Но однажды нас все-таки застукали. Мы сняли домик в Намсусском кемпинге, на вымышленные имена, и сперва чудесно провели там два дня, пили белое вино, сочиняли песни и здорово веселились, внушая всем вокруг, будто мы сыновья богачей из Западного Осло. Гуляли по кемпингу, набросив на спину свитера, руки в карманы, разговаривали на безупречном ословском диалекте и называли друг друга Рикард и Вильгельм-младший. Сам я справлялся со своей ролью не ахти как. То не смел полностью расслабиться, а то, наоборот, так расслаблялся, что в итоге перегибал и смахивал на спесивого, размахивающего клюшкой для гольфа персонажа, которого Тронн Хирквог[7] несколько лет спустя сыграл в «Монтебелло». Ты же был настоящим Вильгельмом-младшим. Делал вид, будто с трудом понимаешь трёнделагский диалект продавщицы, а когда мы проходили мимо других отдыхающих, с удовольствием ронял «в кругах моего отца», но дальше этого в чванстве никогда не заходил. Вдобавок ты был дружелюбен, галантен и необычайно учтив, открывал дверь женщинам, которые намеревались зайти в магазинчик, улыбался и кивал другим постояльцам кемпинга, а когда мы стояли в очереди, чтобы пройти к умывальнику в общественной ванной, ты охотно уступал свое место старшим или людям с детьми.

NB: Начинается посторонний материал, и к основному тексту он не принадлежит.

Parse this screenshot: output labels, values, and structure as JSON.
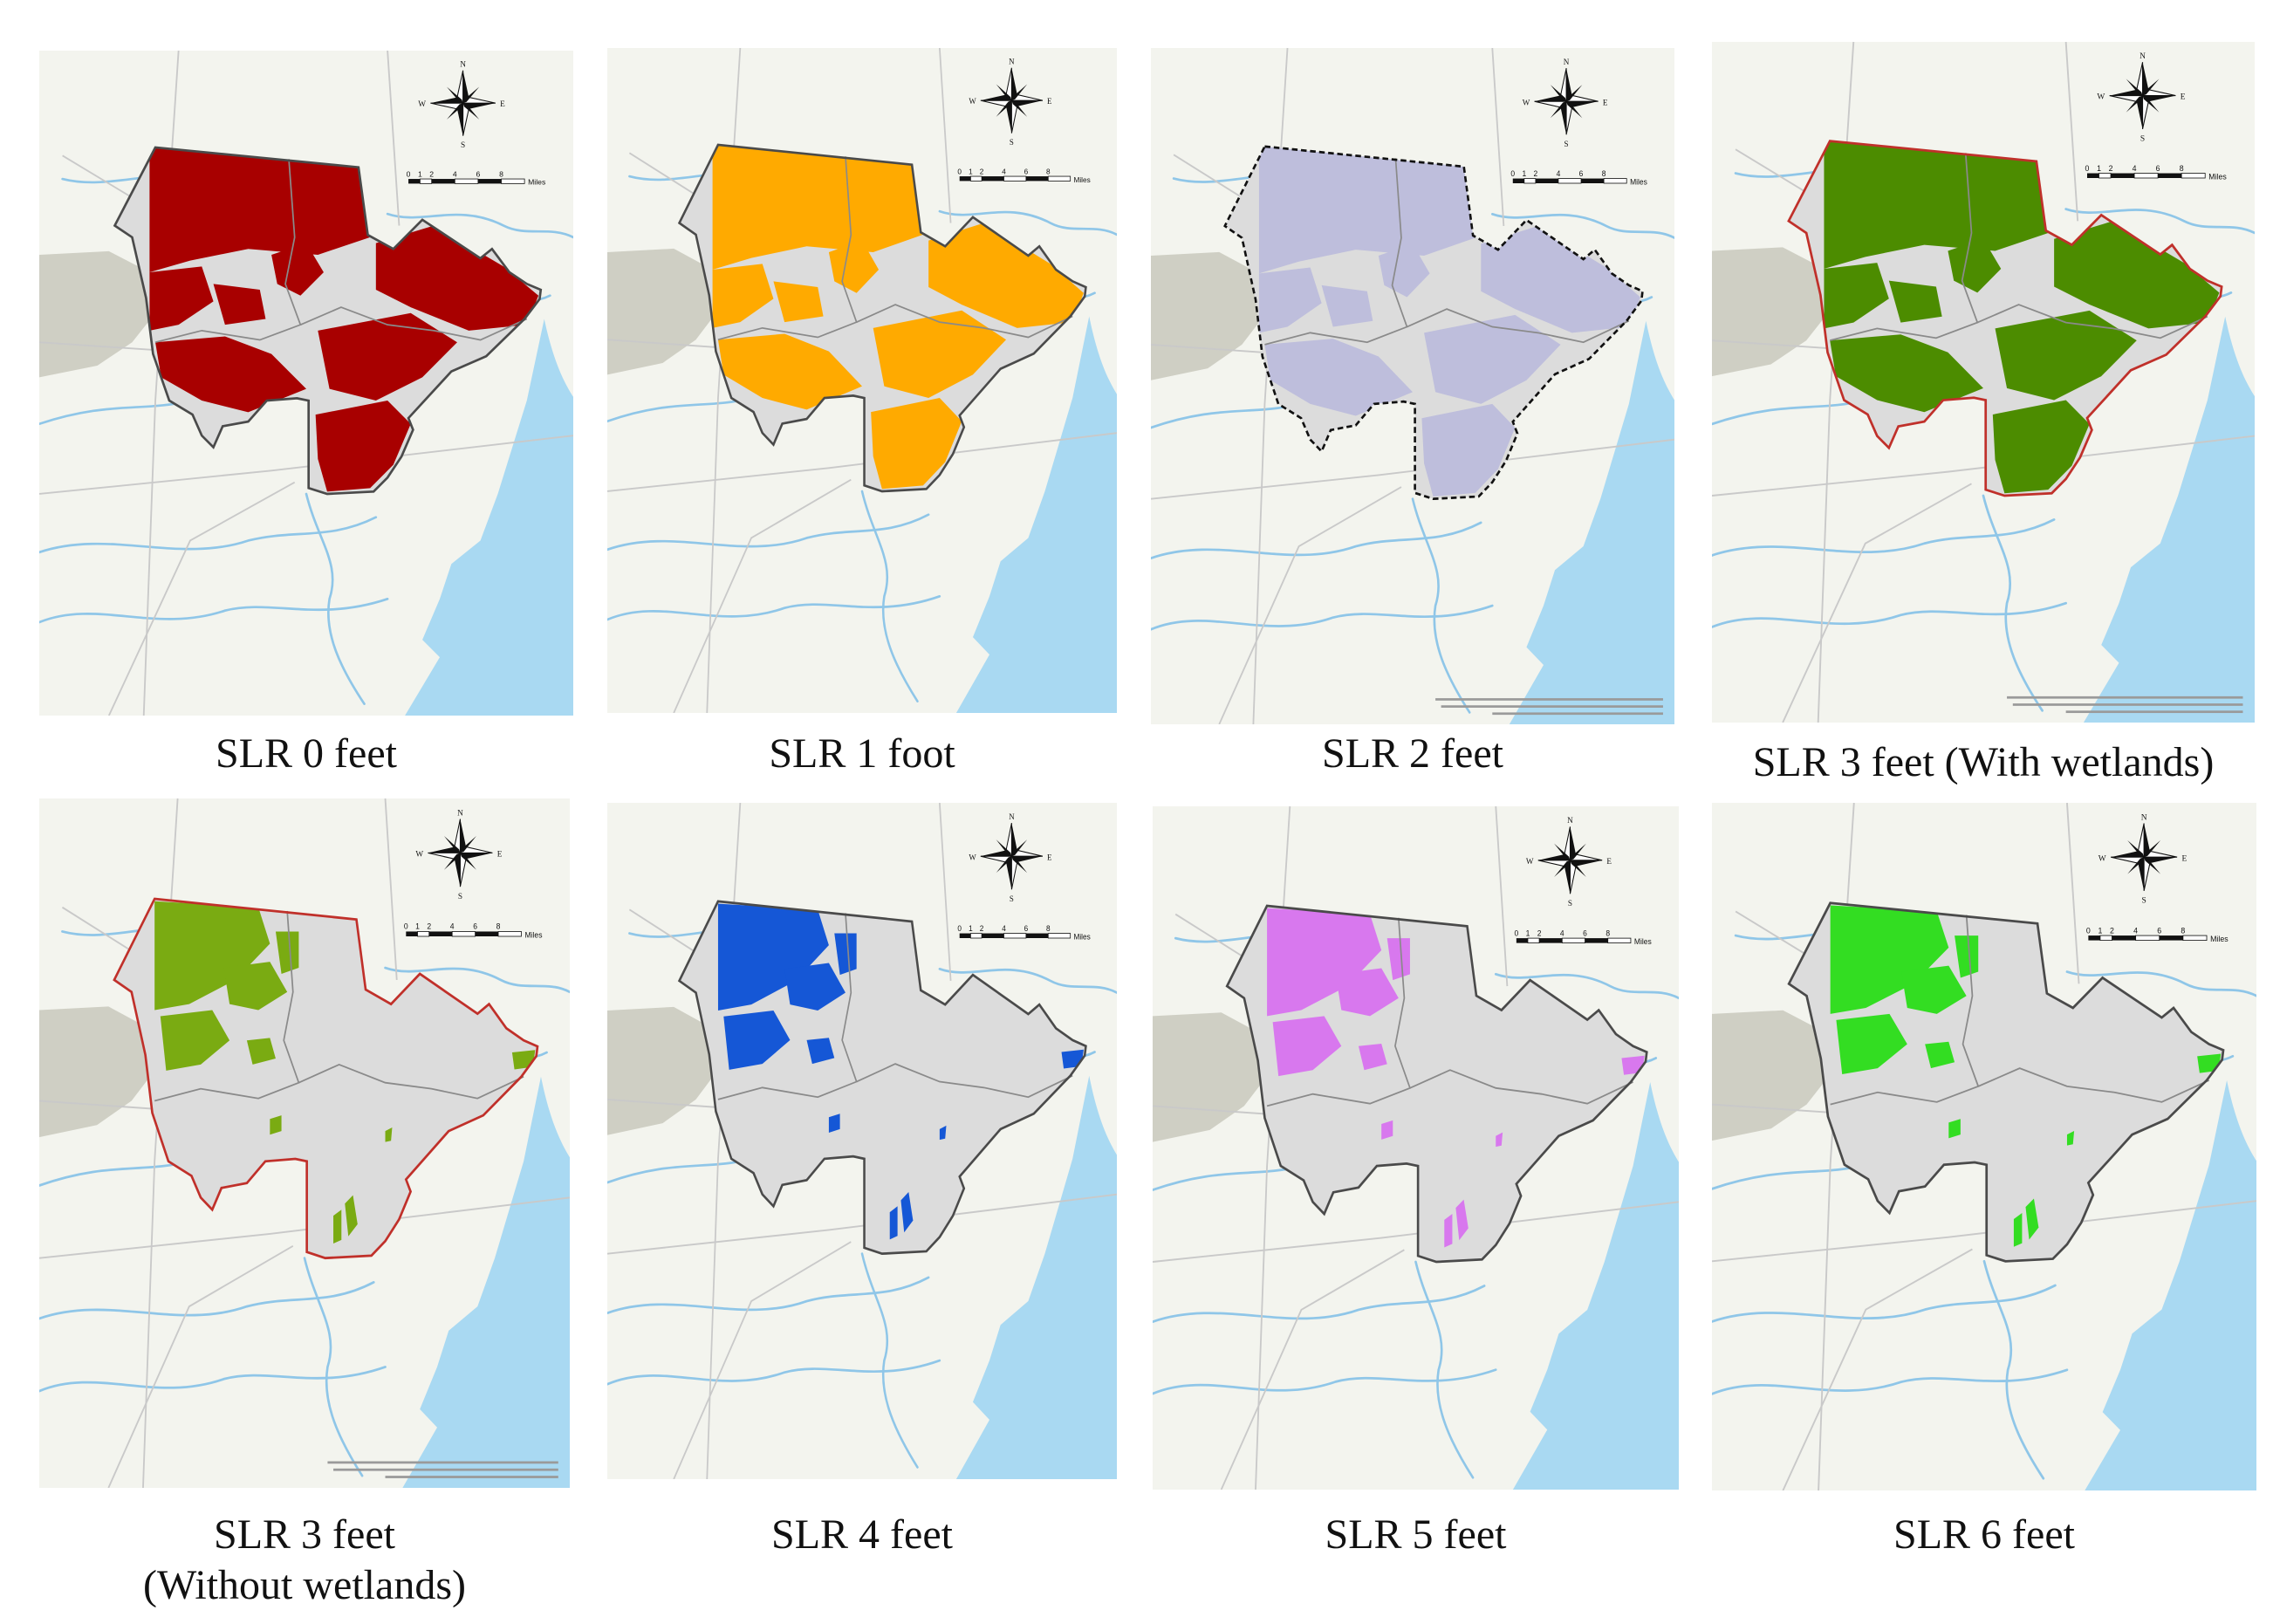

Но вечером второго дня нас разоблачили. Мы сидели в лучах низкого солнца, пылавшего за соснами, пили вино и, увлеченно подыскивая мелодию, подходящую к Сильину тексту, вдруг забылись и, то и дело напевая, заговорили на намсусском наречии. Не знаю, надолго ли мы выпали из своих ролей, но так или иначе перед нами неожиданно вырос хозяин кемпинга. Долговязый, тощий, сутулый мужик с зачесом поперек лысины и темными пятнами пота под мышками, минуту-другую он неприязненно сверлил нас своими маленькими глазками, а потом прямо-таки выплюнул вопрос насчет того, какие-такие у нас секреты, раз мы выдаем себя за других. Ты мгновенно переключился на литературный язык и попробовал оправдаться: мы-де просто решили слегка развлечься, пародируя трёнделагский диалект; но он послал нас куда подальше с этой нашей пародией и сказал, что прекрасно знает, кто мы и чем занимаемся.